• Slow SMB performance


    ptr727
    • Minor



    User Feedback

    Recommended Comments



    54 minutes ago, ptr727 said:

    Ok, but why would a SMB option make a difference

    We fixed this other bug first and since SMB is path based, if test program is generating a lot of lookups during write for some reason, could explain it

     

    56 minutes ago, ptr727 said:

    I'll give it a try (case sensitive SMB will break Windows),

    Right, I'd be interested in hearing about a specific case, most things work fine.  However, I realize there could be an app that breaks.  Adding the line to SMB Extras is a quick test/fix, ultimately we'll make a per-share config setting for this.

     

    58 minutes ago, ptr727 said:

    I believe it should be easy to reproduce the results using the tool I've written, so I would suggest you profile the code yourself, rather than wait for my feedback to the experiments.

    Which tool?  Please provide link.  Also debugging these kinds of issues is a 2-way street.  This is not the only issue we have to work on.

    Link to comment
    2 minutes ago, limetech said:

    Which tool?  Please provide link.  Also debugging these kinds of issues is a 2-way street.  This is not the only issue we have to work on.

    I have spent a significant amount of time and effort chasing the SMB performance problem (I immediately noticed the slowdown when I switched from W2K16 to Unraid), so I do think my side of the street has been well worn.

    I referenced the tool I wrote to automate the tests in the last three of my blog posts where I detail my troubleshooting, and every one posted in this thread.

    For completeness, here again: https://github.com/ptr727/DiskSpeedTest

    Link to comment
    5 minutes ago, ptr727 said:

    For completeness, here again

    Thanks for the link.  I don't have any windows code development environment and as soon as I find the half a day to learn this and get it running, I'll take a stab.  In meantime I'll do some testing with linux CIFS and see if I can reproduce similar results.

    Link to comment

    I tried with DirectIO yes, and DirectIO yes plus case insensitive yes, no difference (see attached results).

    Given that a disk share over SMB showed good performance, I am sceptical that it is a SMB issue, my money is on a performance problem in the shfs write path.

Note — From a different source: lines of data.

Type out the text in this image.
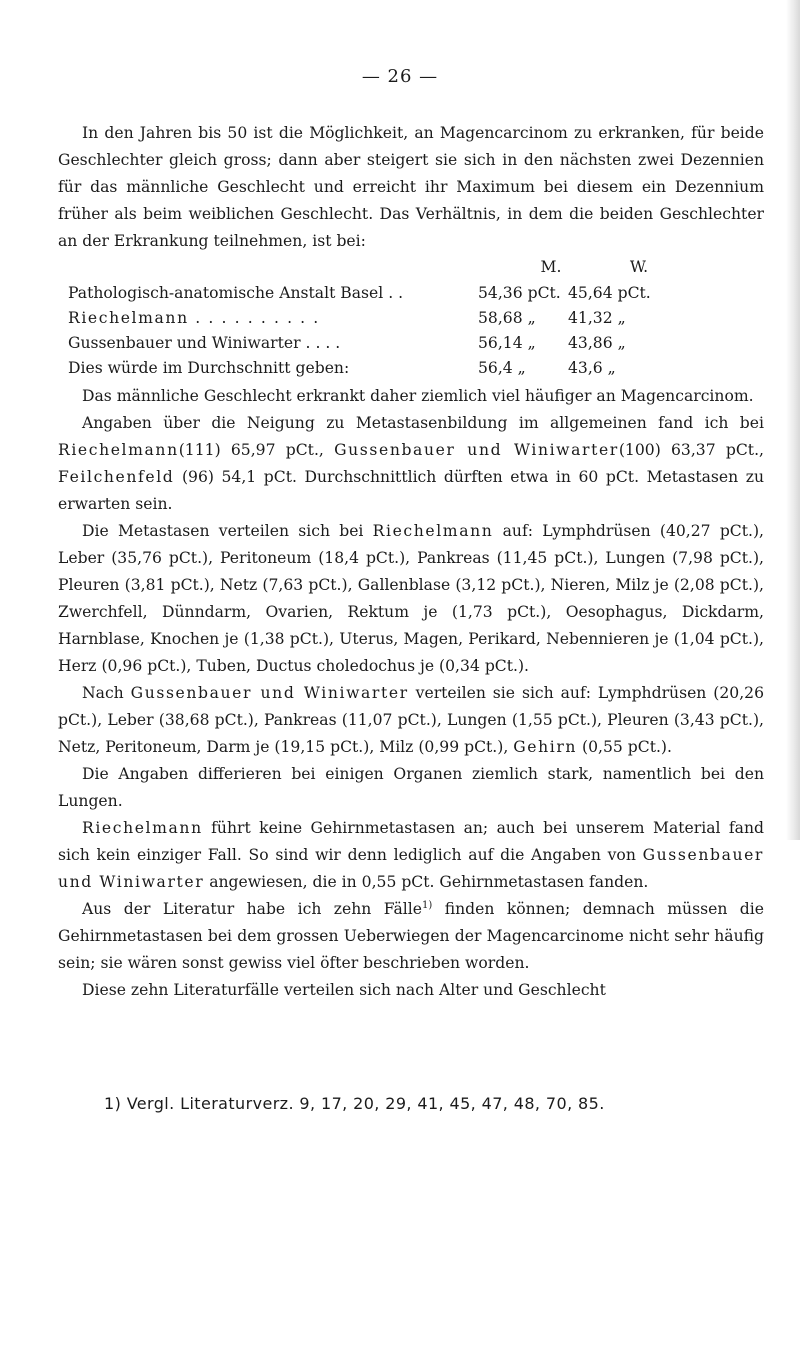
— 26 —

In den Jahren bis 50 ist die Möglichkeit, an Magencarcinom zu erkranken, für beide Geschlechter gleich gross; dann aber steigert sie sich in den nächsten zwei Dezennien für das männliche Geschlecht und erreicht ihr Maximum bei diesem ein Dezennium früher als beim weiblichen Geschlecht. Das Verhältnis, in dem die beiden Geschlechter an der Erkrankung teilnehmen, ist bei:

M.	W.
Pathologisch-anatomische Anstalt Basel . .	54,36 pCt.	45,64 pCt.
Riechelmann . . . . . . . . . .	58,68 „	41,32 „
Gussenbauer und Winiwarter . . . .	56,14 „	43,86 „
Dies würde im Durchschnitt geben:	56,4 „	43,6 „

Das männliche Geschlecht erkrankt daher ziemlich viel häufiger an Magencarcinom.

Angaben über die Neigung zu Metastasenbildung im allgemeinen fand ich bei Riechelmann(111) 65,97 pCt., Gussenbauer und Winiwarter(100) 63,37 pCt., Feilchenfeld (96) 54,1 pCt. Durchschnittlich dürften etwa in 60 pCt. Metastasen zu erwarten sein.

Die Metastasen verteilen sich bei Riechelmann auf: Lymphdrüsen (40,27 pCt.), Leber (35,76 pCt.), Peritoneum (18,4 pCt.), Pankreas (11,45 pCt.), Lungen (7,98 pCt.), Pleuren (3,81 pCt.), Netz (7,63 pCt.), Gallenblase (3,12 pCt.), Nieren, Milz je (2,08 pCt.), Zwerchfell, Dünndarm, Ovarien, Rektum je (1,73 pCt.), Oesophagus, Dickdarm, Harnblase, Knochen je (1,38 pCt.), Uterus, Magen, Perikard, Nebennieren je (1,04 pCt.), Herz (0,96 pCt.), Tuben, Ductus choledochus je (0,34 pCt.).

Nach Gussenbauer und Winiwarter verteilen sie sich auf: Lymphdrüsen (20,26 pCt.), Leber (38,68 pCt.), Pankreas (11,07 pCt.), Lungen (1,55 pCt.), Pleuren (3,43 pCt.), Netz, Peritoneum, Darm je (19,15 pCt.), Milz (0,99 pCt.), Gehirn (0,55 pCt.).

Die Angaben differieren bei einigen Organen ziemlich stark, namentlich bei den Lungen.

Riechelmann führt keine Gehirnmetastasen an; auch bei unserem Material fand sich kein einziger Fall. So sind wir denn lediglich auf die Angaben von Gussenbauer und Winiwarter angewiesen, die in 0,55 pCt. Gehirnmetastasen fanden.

Aus der Literatur habe ich zehn Fälle$^{1)}$ finden können; demnach müssen die Gehirnmetastasen bei dem grossen Ueberwiegen der Magencarcinome nicht sehr häufig sein; sie wären sonst gewiss viel öfter beschrieben worden.

Diese zehn Literaturfälle verteilen sich nach Alter und Geschlecht

1) Vergl. Literaturverz. 9, 17, 20, 29, 41, 45, 47, 48, 70, 85.
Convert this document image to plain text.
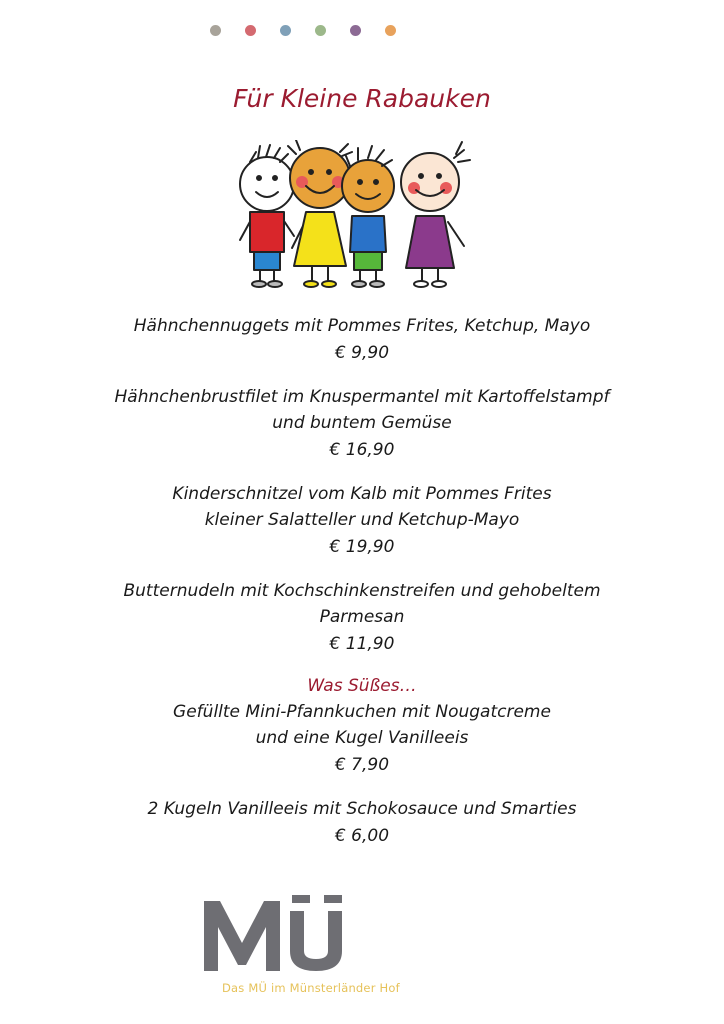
Für Kleine Rabauken
Hähnchennuggets mit Pommes Frites, Ketchup, Mayo
€ 9,90
Hähnchenbrustfilet im Knuspermantel mit Kartoffelstampf
und buntem Gemüse
€ 16,90
Kinderschnitzel vom Kalb mit Pommes Frites
kleiner Salatteller und Ketchup-Mayo
€ 19,90
Butternudeln mit Kochschinkenstreifen und gehobeltem
Parmesan
€ 11,90
Was Süßes…
Gefüllte Mini-Pfannkuchen mit Nougatcreme
und eine Kugel Vanilleeis
€ 7,90
2 Kugeln Vanilleeis mit Schokosauce und Smarties
€ 6,00
Das MÜ im Münsterländer Hof
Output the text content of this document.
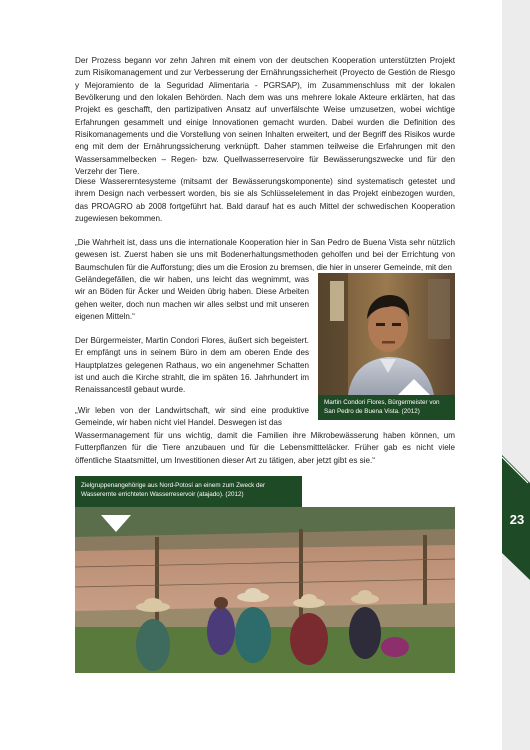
Der Prozess begann vor zehn Jahren mit einem von der deutschen Kooperation unterstützten Projekt zum Risikomanagement und zur Verbesserung der Ernährungssicherheit (Proyecto de Gestión de Riesgo y Mejoramiento de la Seguridad Alimentaria - PGRSAP), im Zusammenschluss mit der lokalen Bevölkerung und den lokalen Behörden. Nach dem was uns mehrere lokale Akteure erklärten, hat das Projekt es geschafft, den partizipativen Ansatz auf unverfälschte Weise umzusetzen, wobei wichtige Erfahrungen gesammelt und einige Innovationen gemacht wurden. Dabei wurden die Definition des Risikomanagements und die Vorstellung von seinen Inhalten erweitert, und der Begriff des Risikos wurde eng mit dem der Ernährungssicherung verknüpft. Daher stammen teilweise die Erfahrungen mit den Wassersammelbecken – Regen- bzw. Quellwasserreservoire für Bewässerungszwecke und für den Verzehr der Tiere.

Diese Wassererntesysteme (mitsamt der Bewässerungskomponente) sind systematisch getestet und ihrem Design nach verbessert worden, bis sie als Schlüsselelement in das Projekt einbezogen wurden, das PROAGRO ab 2008 fortgeführt hat. Bald darauf hat es auch Mittel der schwedischen Kooperation zugewiesen bekommen.

„Die Wahrheit ist, dass uns die internationale Kooperation hier in San Pedro de Buena Vista sehr nützlich gewesen ist. Zuerst haben sie uns mit Bodenerhaltungsmethoden geholfen und bei der Errichtung von Baumschulen für die Aufforstung; dies um die Erosion zu bremsen, die hier in unserer Gemeinde, mit den

Geländegefällen, die wir haben, uns leicht das wegnimmt, was wir an Böden für Äcker und Weiden übrig haben. Diese Arbeiten gehen weiter, doch nun machen wir alles selbst und mit unseren eigenen Mitteln.“

Der Bürgermeister, Martin Condori Flores, äußert sich begeistert. Er empfängt uns in seinem Büro in dem am oberen Ende des Hauptplatzes gelegenen Rathaus, wo ein angenehmer Schatten ist und auch die Kirche strahlt, die im späten 16. Jahrhundert im Renaissancestil gebaut wurde.

„Wir leben von der Landwirtschaft, wir sind eine produktive Gemeinde, wir haben nicht viel Handel. Deswegen ist das

Wassermanagement für uns wichtig, damit die Familien ihre Mikrobewässerung haben können, um Futterpflanzen für die Tiere anzubauen und für die Lebensmittteläcker. Früher gab es nicht viele öffentliche Staatsmittel, um Investitionen dieser Art zu tätigen, aber jetzt gibt es sie.“

Martin Condori Flores, Bürgermeister von San Pedro de Buena Vista. (2012)
Zielgruppenangehörige aus Nord-Potosí an einem zum Zweck der Wasserernte errichteten Wasserreservoir (atajado). (2012)
23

    DiskSpeedResult_Ubuntu_Cache.xlsx

    • Like 1
    Link to comment

    Hi guys, unfortunately I see the same issue with SMB. Here is my results comparing Performance and On Demand CPU profile. Pstates are disabled in config, while running my CPU at max frequency even in idle.


    image.thumb.png.58fdeb338bb5c6be83dbe92533a2065d.png
     

    Here is write speeds once again:
    image.thumb.png.81378591a4babce05b4f6d99e5bb9789.png

     

     

    Currently, this prevents me to switch to unRAID in production. Shouldn't it be the high priority issue? 

     

    My Specs:

    10GbE

    i9-9900

    NVME Cache

    intel_pstate=disable

     

    • Like 3
    Link to comment
    On 4/1/2020 at 4:02 PM, rhard said:

    Hi guys, unfortunately I see the same issue with SMB. Here is my results comparing Performance and On Demand CPU profile. Pstates are disabled in config, while running my CPU at max frequency even in idle.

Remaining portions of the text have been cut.